With Battery Day just a few hours away, Tesla CEO Elon Musk appears to have decided to set some expectations for the upcoming and highly-anticipated event. In a series of tweets, Musk clarified that the innovations which would be announced on Battery Day will be affecting Tesla’s long-term production, with the technology not reaching serious high-volume production until 2022.
Musk did state that Battery Day’s innovations will be relevant to the company’s future vehicles like the Cybertruck, Semi, and the next-generation Roadster, all of which would benefit from the company’s next-generation cells. In a follow-up tweet, Musk also noted that despite Tesla’s efforts to produce its own cells, the company will not be reducing its battery purchases from partners like Panasonic, LG Chem, and CATL.
“We intend to increase, not reduce battery cell purchases from Panasonic, LG & CATL (possibly other partners too). However, even with our cell suppliers going at maximum speed, we still foresee significant shortages in 2022 & beyond unless we also take action ourselves,” Musk wrote.
Seemingly citing the lessons that Tesla learned during the painful Model 3 production ramp, Musk further highlighted that the challenges involved in scaling the production of new technology are notable. The CEO added that ultimately, making the “machine that makes the machine” is “vastly harder than the machine itself.”
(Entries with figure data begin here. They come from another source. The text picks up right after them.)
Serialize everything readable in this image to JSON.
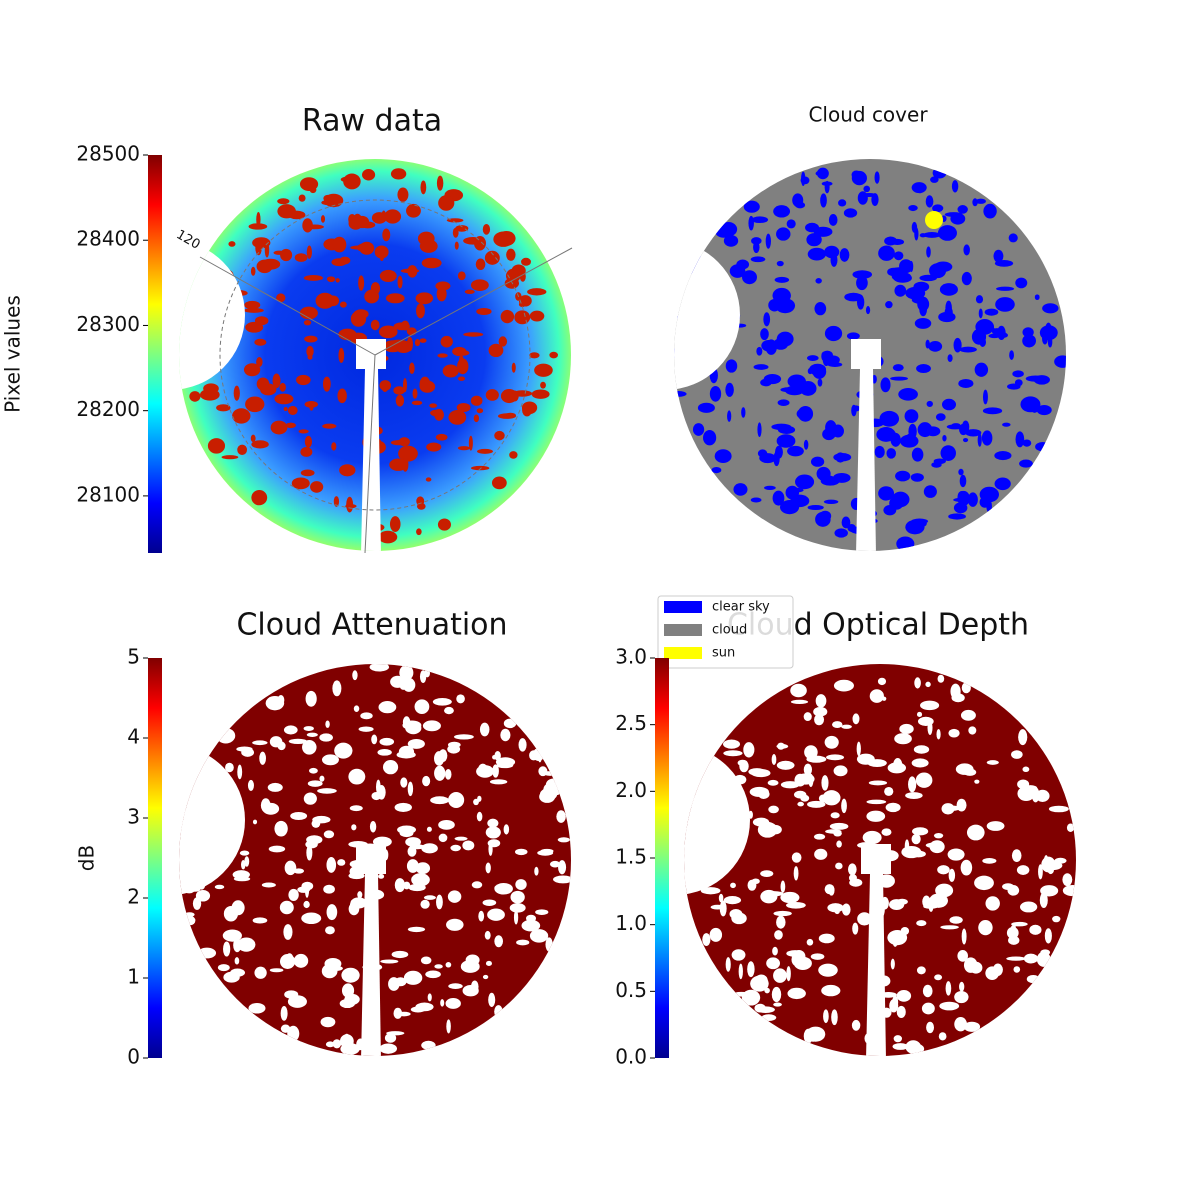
{
  "chart_data": [
    {
      "type": "image",
      "title": "Raw data",
      "colorbar_label": "Pixel values",
      "clim": [
        28033,
        28500
      ],
      "cticks": [
        28100,
        28200,
        28300,
        28400,
        28500
      ],
      "colormap": "jet",
      "azimuth_labels": [
        "120"
      ]
    },
    {
      "type": "classification",
      "title": "Cloud cover",
      "series": [
        {
          "name": "clear sky",
          "color": "#0000ff"
        },
        {
          "name": "cloud",
          "color": "#808080"
        },
        {
          "name": "sun",
          "color": "#ffff00"
        }
      ]
    },
    {
      "type": "image",
      "title": "Cloud Attenuation",
      "colorbar_label": "dB",
      "clim": [
        0,
        5
      ],
      "cticks": [
        0,
        1,
        2,
        3,
        4,
        5
      ],
      "colormap": "jet"
    },
    {
      "type": "image",
      "title": "Cloud Optical Depth",
      "clim": [
        0,
        3
      ],
      "cticks": [
        {
          "value": 0,
          "label": "0.0"
        },
        {
          "value": 0.5,
          "label": "0.5"
        },
        {
          "value": 1,
          "label": "1.0"
        },
        {
          "value": 1.5,
          "label": "1.5"
        },
        {
          "value": 2,
          "label": "2.0"
        },
        {
          "value": 2.5,
          "label": "2.5"
        },
        {
          "value": 3,
          "label": "3.0"
        }
      ],
      "colormap": "jet"
    }
  ]
}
“The extreme difficulty of scaling production of new technology is not well understood. It’s 1000% to 10,000% harder than making a few prototypes. The machine that makes the machine is vastly harder than the machine itself,” the CEO wrote.
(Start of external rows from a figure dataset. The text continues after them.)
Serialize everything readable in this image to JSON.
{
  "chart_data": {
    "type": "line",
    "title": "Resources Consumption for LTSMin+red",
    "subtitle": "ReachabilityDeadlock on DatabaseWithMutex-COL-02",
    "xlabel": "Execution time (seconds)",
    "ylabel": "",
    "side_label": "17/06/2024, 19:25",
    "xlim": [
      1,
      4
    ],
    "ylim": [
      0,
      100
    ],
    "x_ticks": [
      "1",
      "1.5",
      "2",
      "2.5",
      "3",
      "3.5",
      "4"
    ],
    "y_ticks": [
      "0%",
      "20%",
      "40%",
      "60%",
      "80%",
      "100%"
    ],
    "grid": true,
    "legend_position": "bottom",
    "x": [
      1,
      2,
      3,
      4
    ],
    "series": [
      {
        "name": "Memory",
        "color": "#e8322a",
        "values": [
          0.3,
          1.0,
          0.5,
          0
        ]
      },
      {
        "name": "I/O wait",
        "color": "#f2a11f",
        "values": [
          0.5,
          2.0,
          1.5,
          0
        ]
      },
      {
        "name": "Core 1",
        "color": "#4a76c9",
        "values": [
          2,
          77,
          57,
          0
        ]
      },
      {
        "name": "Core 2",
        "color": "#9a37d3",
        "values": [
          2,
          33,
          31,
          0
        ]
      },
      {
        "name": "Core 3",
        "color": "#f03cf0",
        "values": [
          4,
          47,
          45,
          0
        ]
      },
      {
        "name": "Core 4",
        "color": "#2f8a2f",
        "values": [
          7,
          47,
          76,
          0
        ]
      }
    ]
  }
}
Musk’s recent Twitter announcements about the timeframe for Battery Day’s innovations appear to have been received somewhat negatively by Wall Street, with TSLA shares taking a 3% drop on Tuesday’s pre-market. That being said, the CEO’s statements could also be seen as a way for Tesla to potentially underpromise and overdeliver in the long run, similar to how the company conducted its Model Y ramp.
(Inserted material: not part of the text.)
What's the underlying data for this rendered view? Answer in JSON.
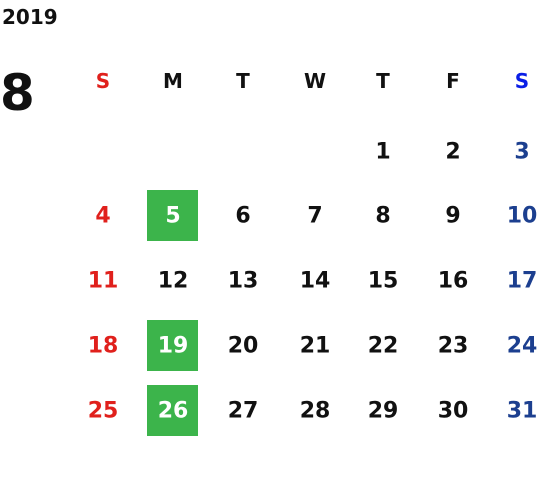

While Elon Musk’s Battery Day announcement may seem quite cautious, the CEO’s statement actually hints at a rather aggressive ramp for the production of the company’s own battery cells. Achieving high-volume production in 2022, for example, would mean that Tesla intends to build Roadrunner lines across its facilities within the next 15 months, and ramp each accordingly. That’s a pretty aggressive timetable, and it’s something that could help the company become an even more legitimate mass-market automaker in the next few years.